The ultimate problem with the medical system and other institutions that help those in need is the fact that they are impersonal entities and address certain symptomatic problems, while ignoring everything else. For all the miraculous things the medical system can do for people, it often pays little attention to how modern medicine, surgery, medical technology, and the bureaucratic and slavish jobs/positions effects the quality of life for all human and non-human beings. From having a lot of experience with the medical system at this point, I see a correlation between the ways of thinking in medical science to the ways of thinking in the “pro-life”, anti-abortion movements. “Life is a joyous gift even if it is miserable...” I am not saying that the medical system doesn't have its good qualities and improves the life of many, but to me it's unfortunate that “life” is hallowed out in the sense that people can't see that a miserable life isn't worth living.

Let me give you another example of why our social system only appears to take care of the weak and disabled: consider how life is for elderly people in a social system such as ours. As has been pointed out before, they aren't seen as very “useful” to people earning an income with a job, and when they lose their ability to take care of themselves, they end up in assisted living and nursing facilities and the state takes possession of their house. Having personal experience with this, they end up just being ignored by their families when they are committed, because their basic needs are being taken care of and the point of view usually is “that's all that matters”. But how would you feel if you couldn't get around by yourself, go the bathroom by yourself, feed yourself, do any of the activities you did when you were younger, and then be ignored by your kin while the people who made you what you are are long dead?
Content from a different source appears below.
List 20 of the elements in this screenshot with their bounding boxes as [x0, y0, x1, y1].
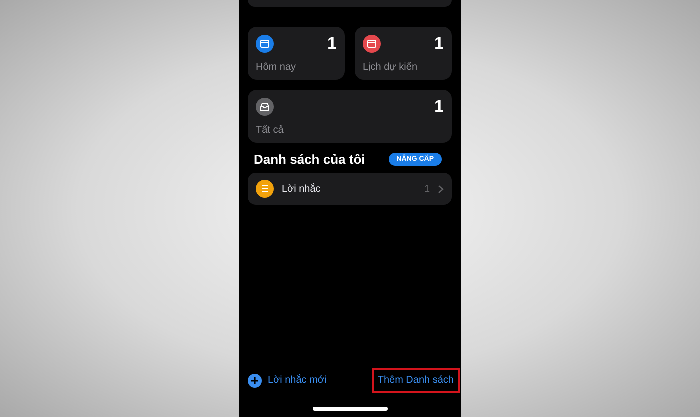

You are left with a pretty empty existence if you can't start new relationships with the people in the facility: often the only thing people in their old age care about is having social interaction, and more often than not they end up being completely alienated and are stuck with their own minds and a television set.

There are people who have in a crass manner talked about the good of “population reduction” (often very wealthy people) and anti-civ people who have callously talked about how they don't give a shit what the negative consequences of societal collapse are because the greater good of the destruction of civilization is what's important, and this is unfortunately what people imagine when we start talking about when we say society is rotten to the core, it's all hopeless, ect. It's also true that reverting to less technological solutions to the problems of life can also cause more environmental destruction if applied to the massive human population (im thinking in this specific instance, how grid-tied fossil fuels are environmentally destructive, but if people on a mass scale just started burning fires again in really cold seasons/climates then that would be even worse because of all the noxious gasses that would be emitted from the process), also how the current social structures are needed to manage nuclear waste, ect. This is all very troubling and this is why my primary goal in life isn't to just oppose civilization or try to tell people to reject technology ect. I just wish that people would be more willing to criticize and reject the behaviors that people just take for granted, like police violence, familial repression, environmental destruction, work, capital, ect. I certainly cannot blame people for wanting to use social institutions to their advantage because I do and have done the same.

In the end, it's impossible for any individual to take on the burden of having to care for "the weak", you can only really care for yourself and those around you.